Being a part of the veterinary field as a certified veterinary technician, I use this non-invasive form of healing energy to benefit not only our patients but our clients as well.  Animals tend to resonate with a higher energy field then humans, making them perfect candidates for reiki as they are drawn to it more easily.  Some benefits include, but are not limited to; solving anxiety-related issues,  working alongside of veterinary medicine, speeding up healing processes of the body, relieving pain, or addressing individual problems that a patient may be facing.

I have used reiki on nervous patients that find comfort in the energy being released during physical exams. Animals are almost drawn to my hands most days as I emit a relaxing energy even when being in such an odd place such as the veterinary hospital.  Other ways I have used reiki are for sick or ill patients that do not necessarily need healing, but are looking for complete relaxation, surrender, and comfort as they pass onto the other side.  Owners that are facing hard decisions, such as euthanasia benefit from reiki as well.  Owners are the advocates of their animals and this can feel wrong much like they are giving up on their animals. However, by creating a comfortable and calming area for owners and their pets, they can feel at ease as their loved ones cross the rainbow bridge with the help of reiki.
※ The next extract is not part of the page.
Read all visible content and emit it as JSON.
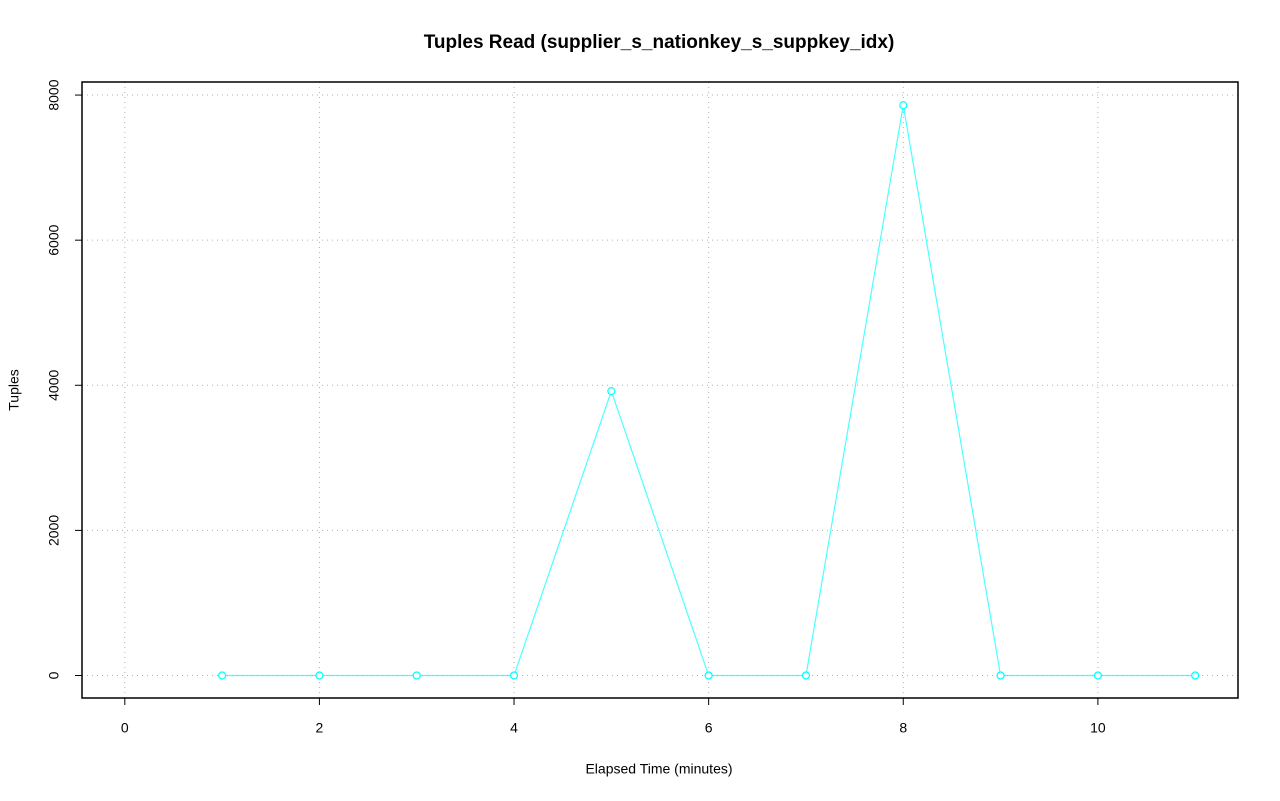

There are no negative aspects to using reiki energy. If an individual does not accept the energy (which can be determined by body language in animals), then we simply allow the energy to go past them and use them for the higher good of their surroundings.

Reiki can be learned and accepted by any individual. Reiki has changed my life and the individuals that surround me. I encourage any one that has the chance to accept this powerful energy into their life that they do.